Taking my children to school and preschool for the last time before lockdown in March 2020. I had a feeling they would be away from school and their friends for a long time. As it turned out, dd2 did return to preschool in June but dd1 didn't go back to school for six months. I worry that the same will happen in a few weeks - dd2 (reception) will return to school while dd1 (y3) is left behind again. I really hope not.

Gilly12345 · 13/02/2021 17:11

Having a very good excuse for not visiting my pain in the ass mother in law.

Christmas 2020 was the best ever, the most relaxing and enjoyable I have had, no entertaining, having to visit people and time to relax at home, the days in between Xmas and new year didn’t feel strange at all as that is what we have been doing for months.

caringcarer · 13/02/2021 17:11

Every year on the first Thursday of December I meet my sisters and together we make a Holly wreathe to go on Mum's grave. We catch up, play a Xmas CD whilst we make it, lay it on her grave, then go for a Xmas lunch. This year was the first year we could not do it since she died 7 years ago. At the end of November when Boris announced lockdown was not being lifted I just sat and cried.

Blessex · 13/02/2021 17:11

Literally this weekend last year. Being in Portugal with my DH family.
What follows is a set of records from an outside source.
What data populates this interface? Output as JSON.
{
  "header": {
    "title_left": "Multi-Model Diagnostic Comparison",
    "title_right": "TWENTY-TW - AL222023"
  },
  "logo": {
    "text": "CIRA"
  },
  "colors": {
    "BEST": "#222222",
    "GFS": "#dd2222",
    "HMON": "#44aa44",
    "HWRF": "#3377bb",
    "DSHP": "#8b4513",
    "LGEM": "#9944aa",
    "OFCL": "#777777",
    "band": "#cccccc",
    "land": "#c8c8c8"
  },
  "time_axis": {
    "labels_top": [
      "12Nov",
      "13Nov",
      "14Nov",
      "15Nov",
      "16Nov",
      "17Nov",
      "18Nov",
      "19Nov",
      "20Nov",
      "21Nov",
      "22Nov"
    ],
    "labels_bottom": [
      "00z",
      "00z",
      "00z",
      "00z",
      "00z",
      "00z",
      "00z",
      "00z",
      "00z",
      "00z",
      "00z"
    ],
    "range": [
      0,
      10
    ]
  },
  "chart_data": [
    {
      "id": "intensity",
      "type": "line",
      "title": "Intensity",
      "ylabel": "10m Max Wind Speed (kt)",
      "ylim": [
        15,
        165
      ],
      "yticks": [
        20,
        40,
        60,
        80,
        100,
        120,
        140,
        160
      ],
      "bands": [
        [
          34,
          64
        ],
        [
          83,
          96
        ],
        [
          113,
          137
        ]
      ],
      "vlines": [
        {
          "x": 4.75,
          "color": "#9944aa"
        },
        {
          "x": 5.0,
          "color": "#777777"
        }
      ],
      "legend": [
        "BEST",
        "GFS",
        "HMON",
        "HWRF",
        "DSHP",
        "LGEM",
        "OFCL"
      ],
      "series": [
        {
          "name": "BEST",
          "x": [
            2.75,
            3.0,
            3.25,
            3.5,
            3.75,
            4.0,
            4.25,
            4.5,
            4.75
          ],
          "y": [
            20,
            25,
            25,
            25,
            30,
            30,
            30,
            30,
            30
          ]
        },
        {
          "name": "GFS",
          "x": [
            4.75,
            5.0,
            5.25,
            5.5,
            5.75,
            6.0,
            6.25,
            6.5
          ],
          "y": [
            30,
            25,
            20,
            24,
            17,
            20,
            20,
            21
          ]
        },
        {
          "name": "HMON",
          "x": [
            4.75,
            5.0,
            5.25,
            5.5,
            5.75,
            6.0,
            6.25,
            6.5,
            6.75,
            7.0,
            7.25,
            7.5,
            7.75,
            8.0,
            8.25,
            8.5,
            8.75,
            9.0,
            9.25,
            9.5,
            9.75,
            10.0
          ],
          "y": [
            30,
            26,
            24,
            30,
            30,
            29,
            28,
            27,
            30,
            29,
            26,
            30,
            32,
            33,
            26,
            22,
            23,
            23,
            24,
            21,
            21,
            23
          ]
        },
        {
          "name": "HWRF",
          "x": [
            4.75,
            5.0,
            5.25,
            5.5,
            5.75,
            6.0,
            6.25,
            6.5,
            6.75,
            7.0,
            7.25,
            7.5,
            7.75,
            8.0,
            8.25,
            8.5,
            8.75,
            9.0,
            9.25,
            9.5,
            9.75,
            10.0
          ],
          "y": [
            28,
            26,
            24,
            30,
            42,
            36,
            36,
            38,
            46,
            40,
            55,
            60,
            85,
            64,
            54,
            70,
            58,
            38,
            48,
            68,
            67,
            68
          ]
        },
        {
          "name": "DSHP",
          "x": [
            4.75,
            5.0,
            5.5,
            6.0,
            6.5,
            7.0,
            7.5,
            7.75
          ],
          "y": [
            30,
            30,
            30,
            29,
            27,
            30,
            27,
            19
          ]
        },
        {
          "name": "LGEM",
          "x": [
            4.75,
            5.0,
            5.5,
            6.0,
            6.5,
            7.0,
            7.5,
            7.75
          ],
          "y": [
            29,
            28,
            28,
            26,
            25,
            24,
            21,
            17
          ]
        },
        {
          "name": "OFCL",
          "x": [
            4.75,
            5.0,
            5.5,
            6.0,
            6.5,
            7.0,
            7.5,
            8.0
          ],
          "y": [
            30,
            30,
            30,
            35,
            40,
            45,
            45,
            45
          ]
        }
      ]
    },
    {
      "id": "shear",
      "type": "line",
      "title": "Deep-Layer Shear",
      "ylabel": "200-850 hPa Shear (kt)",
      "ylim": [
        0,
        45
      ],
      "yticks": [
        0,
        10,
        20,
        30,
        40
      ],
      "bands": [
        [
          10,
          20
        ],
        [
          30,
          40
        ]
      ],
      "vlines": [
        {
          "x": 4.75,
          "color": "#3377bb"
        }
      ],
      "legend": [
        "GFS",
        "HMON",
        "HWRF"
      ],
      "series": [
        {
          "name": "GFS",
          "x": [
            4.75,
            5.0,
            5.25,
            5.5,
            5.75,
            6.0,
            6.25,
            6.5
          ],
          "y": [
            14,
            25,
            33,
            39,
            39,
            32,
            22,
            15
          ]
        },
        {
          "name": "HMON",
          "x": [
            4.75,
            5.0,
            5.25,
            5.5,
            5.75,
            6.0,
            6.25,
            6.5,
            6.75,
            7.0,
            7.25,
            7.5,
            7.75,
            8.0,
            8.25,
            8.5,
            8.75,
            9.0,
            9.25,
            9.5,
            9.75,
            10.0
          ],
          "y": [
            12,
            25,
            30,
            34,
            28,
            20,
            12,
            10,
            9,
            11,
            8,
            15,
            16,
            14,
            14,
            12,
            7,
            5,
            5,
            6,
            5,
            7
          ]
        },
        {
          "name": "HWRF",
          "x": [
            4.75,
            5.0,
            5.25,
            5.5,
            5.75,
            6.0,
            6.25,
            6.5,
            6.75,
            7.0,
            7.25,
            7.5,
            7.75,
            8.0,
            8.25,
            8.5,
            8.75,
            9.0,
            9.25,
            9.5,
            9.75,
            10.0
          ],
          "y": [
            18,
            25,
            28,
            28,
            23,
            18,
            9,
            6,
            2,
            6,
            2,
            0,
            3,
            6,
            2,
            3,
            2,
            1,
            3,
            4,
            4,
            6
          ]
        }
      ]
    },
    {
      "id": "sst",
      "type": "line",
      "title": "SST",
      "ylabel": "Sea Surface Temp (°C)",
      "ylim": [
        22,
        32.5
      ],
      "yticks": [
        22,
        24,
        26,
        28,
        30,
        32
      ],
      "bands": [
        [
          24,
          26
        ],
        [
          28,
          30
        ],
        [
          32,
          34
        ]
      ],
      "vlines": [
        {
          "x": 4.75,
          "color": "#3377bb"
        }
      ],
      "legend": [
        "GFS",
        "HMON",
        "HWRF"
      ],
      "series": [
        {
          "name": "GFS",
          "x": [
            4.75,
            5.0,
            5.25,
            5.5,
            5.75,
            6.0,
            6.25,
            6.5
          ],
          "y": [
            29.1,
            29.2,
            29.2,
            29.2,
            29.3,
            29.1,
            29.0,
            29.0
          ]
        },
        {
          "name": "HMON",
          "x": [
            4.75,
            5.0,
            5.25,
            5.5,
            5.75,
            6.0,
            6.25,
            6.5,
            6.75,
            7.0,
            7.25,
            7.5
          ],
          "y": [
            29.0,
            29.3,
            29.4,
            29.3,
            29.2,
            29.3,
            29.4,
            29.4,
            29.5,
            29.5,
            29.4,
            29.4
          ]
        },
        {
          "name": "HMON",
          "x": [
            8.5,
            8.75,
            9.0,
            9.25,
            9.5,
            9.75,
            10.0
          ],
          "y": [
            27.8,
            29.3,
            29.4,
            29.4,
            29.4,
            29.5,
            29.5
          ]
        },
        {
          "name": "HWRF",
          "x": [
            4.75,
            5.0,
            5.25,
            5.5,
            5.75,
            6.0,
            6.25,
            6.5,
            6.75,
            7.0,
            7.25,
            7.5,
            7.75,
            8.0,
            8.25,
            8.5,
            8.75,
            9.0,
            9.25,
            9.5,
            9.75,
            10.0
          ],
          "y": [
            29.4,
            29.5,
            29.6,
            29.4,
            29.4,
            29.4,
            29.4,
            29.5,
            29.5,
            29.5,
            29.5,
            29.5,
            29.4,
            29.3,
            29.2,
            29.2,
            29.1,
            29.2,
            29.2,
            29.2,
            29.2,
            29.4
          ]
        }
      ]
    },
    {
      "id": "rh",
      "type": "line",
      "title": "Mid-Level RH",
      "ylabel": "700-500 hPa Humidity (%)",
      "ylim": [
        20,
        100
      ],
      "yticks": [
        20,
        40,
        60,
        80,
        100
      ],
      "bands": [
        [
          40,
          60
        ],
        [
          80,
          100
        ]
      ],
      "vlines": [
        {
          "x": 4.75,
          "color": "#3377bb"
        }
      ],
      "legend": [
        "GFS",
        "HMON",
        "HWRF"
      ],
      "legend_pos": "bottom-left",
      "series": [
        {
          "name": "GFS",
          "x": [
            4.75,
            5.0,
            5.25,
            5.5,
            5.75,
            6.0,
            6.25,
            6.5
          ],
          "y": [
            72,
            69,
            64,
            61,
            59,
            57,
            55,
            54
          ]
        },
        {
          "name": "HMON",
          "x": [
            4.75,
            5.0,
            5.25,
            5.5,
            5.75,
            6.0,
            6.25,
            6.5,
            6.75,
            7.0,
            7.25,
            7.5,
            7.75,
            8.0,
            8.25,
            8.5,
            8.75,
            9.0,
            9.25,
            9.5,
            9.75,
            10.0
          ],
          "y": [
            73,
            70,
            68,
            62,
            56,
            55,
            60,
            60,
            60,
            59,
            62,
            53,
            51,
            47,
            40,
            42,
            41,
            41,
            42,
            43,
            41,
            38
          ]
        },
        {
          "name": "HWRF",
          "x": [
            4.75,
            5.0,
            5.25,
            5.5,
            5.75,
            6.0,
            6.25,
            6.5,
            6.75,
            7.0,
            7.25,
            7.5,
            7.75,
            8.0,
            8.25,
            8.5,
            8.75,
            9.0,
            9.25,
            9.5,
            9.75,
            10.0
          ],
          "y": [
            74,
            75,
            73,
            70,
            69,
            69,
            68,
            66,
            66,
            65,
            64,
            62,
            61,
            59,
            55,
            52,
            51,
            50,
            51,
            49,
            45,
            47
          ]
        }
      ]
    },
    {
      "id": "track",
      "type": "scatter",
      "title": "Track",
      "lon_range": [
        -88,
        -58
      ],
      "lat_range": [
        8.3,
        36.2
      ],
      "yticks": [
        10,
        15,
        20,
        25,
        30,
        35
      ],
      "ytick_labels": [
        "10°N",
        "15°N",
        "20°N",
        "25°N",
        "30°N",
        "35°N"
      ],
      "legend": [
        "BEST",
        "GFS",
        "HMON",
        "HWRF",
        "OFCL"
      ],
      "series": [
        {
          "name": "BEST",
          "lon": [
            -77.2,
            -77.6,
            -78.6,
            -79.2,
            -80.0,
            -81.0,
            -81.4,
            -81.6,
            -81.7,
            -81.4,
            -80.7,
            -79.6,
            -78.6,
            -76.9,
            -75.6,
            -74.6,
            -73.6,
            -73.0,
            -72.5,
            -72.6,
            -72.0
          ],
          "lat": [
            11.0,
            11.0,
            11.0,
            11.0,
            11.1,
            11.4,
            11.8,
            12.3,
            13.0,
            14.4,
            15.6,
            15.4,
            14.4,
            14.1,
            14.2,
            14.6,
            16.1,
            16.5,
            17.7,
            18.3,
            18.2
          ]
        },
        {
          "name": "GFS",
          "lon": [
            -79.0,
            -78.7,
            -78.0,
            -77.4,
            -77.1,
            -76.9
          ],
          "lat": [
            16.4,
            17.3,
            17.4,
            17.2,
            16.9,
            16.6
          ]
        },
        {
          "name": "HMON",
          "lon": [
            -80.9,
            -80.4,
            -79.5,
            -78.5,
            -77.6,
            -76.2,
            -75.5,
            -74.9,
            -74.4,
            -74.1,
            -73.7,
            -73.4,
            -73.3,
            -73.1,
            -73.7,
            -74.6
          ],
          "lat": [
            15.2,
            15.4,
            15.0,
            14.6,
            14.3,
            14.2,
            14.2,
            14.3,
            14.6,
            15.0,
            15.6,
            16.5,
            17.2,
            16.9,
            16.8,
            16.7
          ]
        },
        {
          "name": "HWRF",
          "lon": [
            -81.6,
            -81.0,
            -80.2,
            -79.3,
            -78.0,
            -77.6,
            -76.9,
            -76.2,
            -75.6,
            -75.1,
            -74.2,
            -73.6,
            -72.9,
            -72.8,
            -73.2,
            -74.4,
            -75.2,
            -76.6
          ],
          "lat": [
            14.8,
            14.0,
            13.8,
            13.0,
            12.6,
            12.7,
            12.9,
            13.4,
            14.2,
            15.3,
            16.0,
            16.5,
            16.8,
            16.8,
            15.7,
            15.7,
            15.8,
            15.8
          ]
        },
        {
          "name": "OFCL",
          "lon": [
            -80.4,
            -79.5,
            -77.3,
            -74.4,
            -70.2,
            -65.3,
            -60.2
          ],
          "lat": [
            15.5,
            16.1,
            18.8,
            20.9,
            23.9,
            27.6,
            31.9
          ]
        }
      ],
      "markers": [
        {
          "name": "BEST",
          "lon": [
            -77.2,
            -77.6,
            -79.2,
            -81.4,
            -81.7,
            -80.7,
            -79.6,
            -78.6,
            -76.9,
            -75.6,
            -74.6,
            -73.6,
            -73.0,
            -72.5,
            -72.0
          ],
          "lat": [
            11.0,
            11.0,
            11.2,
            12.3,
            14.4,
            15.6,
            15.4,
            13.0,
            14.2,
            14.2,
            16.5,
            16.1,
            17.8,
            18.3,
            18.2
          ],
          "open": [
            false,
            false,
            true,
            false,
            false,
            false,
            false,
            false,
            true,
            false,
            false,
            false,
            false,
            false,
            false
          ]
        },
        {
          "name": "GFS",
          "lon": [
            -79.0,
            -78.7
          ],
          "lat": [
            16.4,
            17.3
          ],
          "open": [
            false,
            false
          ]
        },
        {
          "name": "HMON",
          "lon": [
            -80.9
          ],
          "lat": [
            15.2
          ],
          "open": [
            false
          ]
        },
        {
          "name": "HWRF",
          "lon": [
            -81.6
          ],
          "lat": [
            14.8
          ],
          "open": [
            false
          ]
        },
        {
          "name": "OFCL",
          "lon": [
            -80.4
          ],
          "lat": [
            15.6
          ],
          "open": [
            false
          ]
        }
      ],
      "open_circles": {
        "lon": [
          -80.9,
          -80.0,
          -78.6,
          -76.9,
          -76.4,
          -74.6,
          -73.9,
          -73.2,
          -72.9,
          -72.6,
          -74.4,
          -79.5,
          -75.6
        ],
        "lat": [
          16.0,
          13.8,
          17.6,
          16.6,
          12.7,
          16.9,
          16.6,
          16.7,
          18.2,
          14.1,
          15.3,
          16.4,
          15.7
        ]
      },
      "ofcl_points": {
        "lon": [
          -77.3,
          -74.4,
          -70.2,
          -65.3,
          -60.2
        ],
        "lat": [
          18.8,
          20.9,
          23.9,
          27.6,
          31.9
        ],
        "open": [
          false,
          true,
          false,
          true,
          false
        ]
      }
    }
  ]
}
I was paranoid about this new virus and talking about masks. They laughed at me so much. They are not laughing now.

Milliways · 13/02/2021 17:12

The sheer relentless tiredness of working in NHS, working on our PCN vaccination programme whilst also being aware we are a part of history.

And zoom funerals of those taken too soon, and not being able to hug everyone affected.

Notonthestairs · 13/02/2021 17:12

Christ what an awful year this has been. Thanks for all those that have lost someone.

My memories will be:-
Last pick up from school, then wearing a mask to the playground for the first time.
Empty supermarket shelves.
Ringing the school for help with my child (severe learning difficulties) - they were so kind that I couldn't speak for tears.
And worst was my Dad trying not cry from loneliness.

Best - my kids playing with their cousins and our dog in the sunshine. Bumping in to friends/acquaintances on walks - the absolute joy of the little social distanced chats.

EvenMoreFuriousVexation · 13/02/2021 17:12

Negative:
Realising that a disturbingly high proportion of the population will just lie down and give up their freedoms without question - and not only lie down but try to cut the legs away from anyone still stood up going "Hey wait a minute..."

Realising that BoJo the Clown was actually in charge. Of an entire country. At a time when history needed a bastard leader and not a man desperate to be liked.

Positives:
My business has boomed during lockdown and I've made more money in the last 12 months than in the previous 24. That first immediate rush of business was an insane blast.

Confronting my addictions and getting sober. The support I've received, all via telephone, has I think been better for me than previous face to face encounters where I tended to normalise my own situation by comparing myself to other addicts in a worse state. I realised this when I had to go to the service centre to collect a prescription and ended up waiting outside with a woman who offered me a swig of her can of Tennants Super and tried to bum a tenner off me.

Going for a walk in the park with my son in May, it was almost deserted and we saw so much wildlife, including a massive heron who was just strutting along the path like a bad-ass motherfucker.

When the gyms reopened in July, getting there at 6am for a workout and feeling like life had re-started. Sitting down on the weights bench as Dr Dre came through my headphones and the sun was shining through the windows and I just burst into tears of relief and joy.

Kenworthington · 13/02/2021 17:13

Visiting my dying Mum dressed in full ppe and holding her hand through plastic gloves as she died from Covid just a week after testing positive.